A vendor forced to pay 5,000 rupees a month may not have enough left to hire labor or reinvest in inventory. The numbers are stark: approximately 40% of informal sector workers in high-poverty districts report losing income due to political coercion.

Beyond direct extortion, criminal networks infiltrate local governance. In several rural constituencies, politicians leverage criminal alliances to manipulate public works projects—diverting funds meant for road repairs or water access to shell companies linked to party insiders. A 2022 study by the Centre for the Study of Developing Societies found that in 37% of rural panchayats in Bihar and Madhya Pradesh, contract awards were awarded without open bidding, often to firms with ties to local political actors. For the poor, this means crumbling infrastructure, waterborne diseases from unmaintained pipes, and schools built with substandard materials—all because political patronage overrides accountability.

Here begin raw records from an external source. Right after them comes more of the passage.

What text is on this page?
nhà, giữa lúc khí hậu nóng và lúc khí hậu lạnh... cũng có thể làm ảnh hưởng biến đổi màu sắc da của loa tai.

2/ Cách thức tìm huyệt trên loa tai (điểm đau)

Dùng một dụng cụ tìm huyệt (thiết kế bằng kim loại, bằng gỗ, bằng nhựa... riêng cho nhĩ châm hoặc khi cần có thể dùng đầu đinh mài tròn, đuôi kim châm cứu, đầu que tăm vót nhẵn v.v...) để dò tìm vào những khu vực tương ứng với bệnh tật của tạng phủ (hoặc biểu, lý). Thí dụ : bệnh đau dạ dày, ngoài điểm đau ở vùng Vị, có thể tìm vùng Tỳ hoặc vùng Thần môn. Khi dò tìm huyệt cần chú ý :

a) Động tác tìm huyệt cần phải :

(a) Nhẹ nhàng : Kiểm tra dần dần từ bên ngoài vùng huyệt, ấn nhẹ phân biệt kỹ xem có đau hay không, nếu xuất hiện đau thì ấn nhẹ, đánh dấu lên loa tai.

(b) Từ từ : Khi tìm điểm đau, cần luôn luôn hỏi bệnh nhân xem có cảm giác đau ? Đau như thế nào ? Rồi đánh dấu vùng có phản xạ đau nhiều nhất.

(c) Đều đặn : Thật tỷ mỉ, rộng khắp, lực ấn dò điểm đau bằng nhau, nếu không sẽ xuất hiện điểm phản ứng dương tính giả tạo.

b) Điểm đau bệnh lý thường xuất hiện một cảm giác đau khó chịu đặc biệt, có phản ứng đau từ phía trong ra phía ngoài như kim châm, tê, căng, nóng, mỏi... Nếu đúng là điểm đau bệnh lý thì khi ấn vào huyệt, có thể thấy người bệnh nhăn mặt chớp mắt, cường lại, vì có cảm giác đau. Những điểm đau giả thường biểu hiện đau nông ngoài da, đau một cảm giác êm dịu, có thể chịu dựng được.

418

This machinery thrives on impunity.

Final Thoughts

When criminal acts tied to political figures go unpunished—whether through judicial delays, selective prosecution, or outright intimidation—the message is clear: power protects power. In 2021, the National Crime Records Bureau reported over 12,000 cases involving political violence in India, yet fewer than 1,200 convictions. The chilling effect? Local activists and journalists daring to expose these links face threats, travel bans, or worse. This silence creates a feedback loop: criminal networks grow bolder, victims stay silent, and the state’s legitimacy erodes.

Yet the impact runs deeper than crime—it reshapes daily life.

In slums where fear is institutionalized, residents sacrifice long-term aspirations for immediate survival. A mother in Delhi’s Anand Vihar slum told me, *“You either pay or watch your son get ‘reminded’—and if you speak up, you vanish. So we keep quiet. We eat what’s available.